Daily Spotlight · Boost Run Inc.

Boost Run Tests the AI Compute Trade at the SPAC Gate

Boost Run's BRUN vote puts AI compute demand against SPAC mechanics

By Erik Aronesty · Published April 13, 2026 · Company page

CHICAGO and NEW YORK, April 13, 2026 - Boost Run is arriving at the public-market gate with the right theme and a demanding structure: AI cloud infrastructure, rapid revenue growth, a live Nasdaq listing plan and a SPAC vote now set for April 30.

This is not a clean primary IPO. Boost Run Inc. is the public company being used for Willow Lane Acquisition Corp.'s proposed business combination with Boost Run, LLC. The registration statement is effective, the definitive prospectus is out, and the combined company is expected to trade on Nasdaq under BRUN if shareholders approve the transaction and closing conditions are met.

The draw is obvious. Boost Run sells instant, scalable GPU infrastructure for AI workloads, a corner of the market where capacity, power, hardware access and customer demand have become public-investor shorthand for the next leg of AI infrastructure spending. The company has said its platform lets customers spin up GPU compute through a user interface or API, with reseller and distribution channels aimed at enterprise and government buyers.

The financial texture is better than a story stock, but still early. Revenue rose to $26.9 million in 2025 from $7.9 million in 2024, according to the prospectus. The same filing shows a $16.3 million net loss, $77.4 million of total assets and $69.3 million of total liabilities at year-end. Interest expense also climbed to about $2.0 million in 2025 from roughly $0.2 million a year earlier, a reminder that scaling GPU infrastructure is capital hungry even before the public-company layer is added.

There is useful demand color around the deal, though not in the form of a traditional cornerstone order. When the transaction was announced, Willow Lane said fundamental investors had purchased $24.4 million of shares from existing Willow Lane holders at $10.60 per share. The merger announcement put a $614 million post-money equity value on the combined company, assuming no redemptions and more than $112 million of cash in Willow Lane's trust at closing.

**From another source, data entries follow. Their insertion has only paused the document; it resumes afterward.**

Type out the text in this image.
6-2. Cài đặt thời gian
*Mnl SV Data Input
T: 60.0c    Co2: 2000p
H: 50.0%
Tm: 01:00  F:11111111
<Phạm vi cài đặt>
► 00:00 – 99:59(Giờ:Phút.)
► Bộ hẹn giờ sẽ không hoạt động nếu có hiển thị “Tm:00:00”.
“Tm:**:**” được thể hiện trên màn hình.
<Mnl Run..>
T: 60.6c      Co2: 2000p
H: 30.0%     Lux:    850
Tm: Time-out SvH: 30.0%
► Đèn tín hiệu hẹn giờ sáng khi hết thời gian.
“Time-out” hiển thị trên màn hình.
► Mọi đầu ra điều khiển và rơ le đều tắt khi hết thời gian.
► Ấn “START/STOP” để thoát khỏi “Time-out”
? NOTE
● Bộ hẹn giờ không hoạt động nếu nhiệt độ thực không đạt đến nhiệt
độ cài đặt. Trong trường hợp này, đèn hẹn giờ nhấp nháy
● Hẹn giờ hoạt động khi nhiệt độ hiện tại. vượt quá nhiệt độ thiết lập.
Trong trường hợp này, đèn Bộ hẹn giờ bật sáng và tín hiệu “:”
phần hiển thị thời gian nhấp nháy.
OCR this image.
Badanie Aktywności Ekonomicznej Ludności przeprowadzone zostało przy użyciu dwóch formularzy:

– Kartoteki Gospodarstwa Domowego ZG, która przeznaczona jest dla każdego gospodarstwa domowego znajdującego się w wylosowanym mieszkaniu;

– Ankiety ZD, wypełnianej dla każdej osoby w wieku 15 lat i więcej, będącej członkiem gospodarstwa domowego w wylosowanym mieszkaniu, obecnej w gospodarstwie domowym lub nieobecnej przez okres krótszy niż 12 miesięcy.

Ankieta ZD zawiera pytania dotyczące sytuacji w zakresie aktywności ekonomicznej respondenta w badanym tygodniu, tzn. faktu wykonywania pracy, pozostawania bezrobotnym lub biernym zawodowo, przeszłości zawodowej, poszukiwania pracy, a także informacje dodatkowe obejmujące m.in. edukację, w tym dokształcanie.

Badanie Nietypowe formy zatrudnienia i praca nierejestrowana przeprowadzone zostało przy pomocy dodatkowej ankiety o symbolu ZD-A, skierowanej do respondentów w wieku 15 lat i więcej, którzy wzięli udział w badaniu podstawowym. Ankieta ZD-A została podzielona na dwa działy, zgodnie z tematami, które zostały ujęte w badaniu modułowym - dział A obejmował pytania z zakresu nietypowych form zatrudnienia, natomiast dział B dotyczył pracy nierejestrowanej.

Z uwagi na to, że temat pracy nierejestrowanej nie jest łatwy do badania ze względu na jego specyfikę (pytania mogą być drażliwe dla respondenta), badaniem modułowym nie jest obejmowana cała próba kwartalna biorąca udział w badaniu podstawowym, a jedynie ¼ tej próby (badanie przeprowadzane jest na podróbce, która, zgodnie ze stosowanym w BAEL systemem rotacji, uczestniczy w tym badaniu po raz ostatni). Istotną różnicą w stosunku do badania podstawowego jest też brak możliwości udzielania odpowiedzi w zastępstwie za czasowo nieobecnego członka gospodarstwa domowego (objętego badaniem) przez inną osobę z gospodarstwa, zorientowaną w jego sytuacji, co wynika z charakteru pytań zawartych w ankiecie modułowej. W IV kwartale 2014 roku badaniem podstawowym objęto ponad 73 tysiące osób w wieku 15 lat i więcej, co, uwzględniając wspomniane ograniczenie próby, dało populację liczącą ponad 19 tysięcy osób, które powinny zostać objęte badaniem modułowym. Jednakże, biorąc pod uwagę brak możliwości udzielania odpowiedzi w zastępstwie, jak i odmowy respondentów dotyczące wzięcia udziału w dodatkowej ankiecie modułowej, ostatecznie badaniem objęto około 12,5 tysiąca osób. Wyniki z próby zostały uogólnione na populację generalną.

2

Since then, Boost Run has tried to add operating substance to the AI-infrastructure pitch. In February, it announced a two-year, $127 million contract with Fluidstack and expanded relationships tied to GPUs, data center capacity and equipment financing, including arrangements involving Dell and Data Sales. Those announcements matter because they speak to the three constraints investors will underwrite here: contracted demand, access to hardware, and power or colocation capacity.

The uncertainty is just as clear. Willow Lane pushed its extraordinary shareholder meeting to April 30 after waiting for SEC effectiveness, with redemption demands due by 5:00 p.m. Eastern time on April 28. Redemptions can reshape the cash delivered to Boost Run, and Nasdaq listing still depends on the transaction closing and meeting exchange requirements. The prospectus also registers up to 80.8 million Class A shares and 11.5 million warrants, giving investors a large capitalization table to parse alongside earnout and lock-up terms.

BTIG's name is attached to the SPAC's original underwriting economics and later deferred-fee arrangements, while BTIG, Craig-Hallum and D.A. Davidson have been named as capital markets advisers to Willow Lane. That gives the transaction more market infrastructure than many microcap AI listings, but the real bookbuilding event is now the vote and redemption process.

Boost Run deserves attention because it is a pure-play AI compute listing trying to come public at the precise moment investors want more ways to own infrastructure behind model demand. The question for BRUN is whether that appetite survives the SPAC mechanics, the leverage and the proof burden that comes with turning contracted GPU demand into durable public-company margins.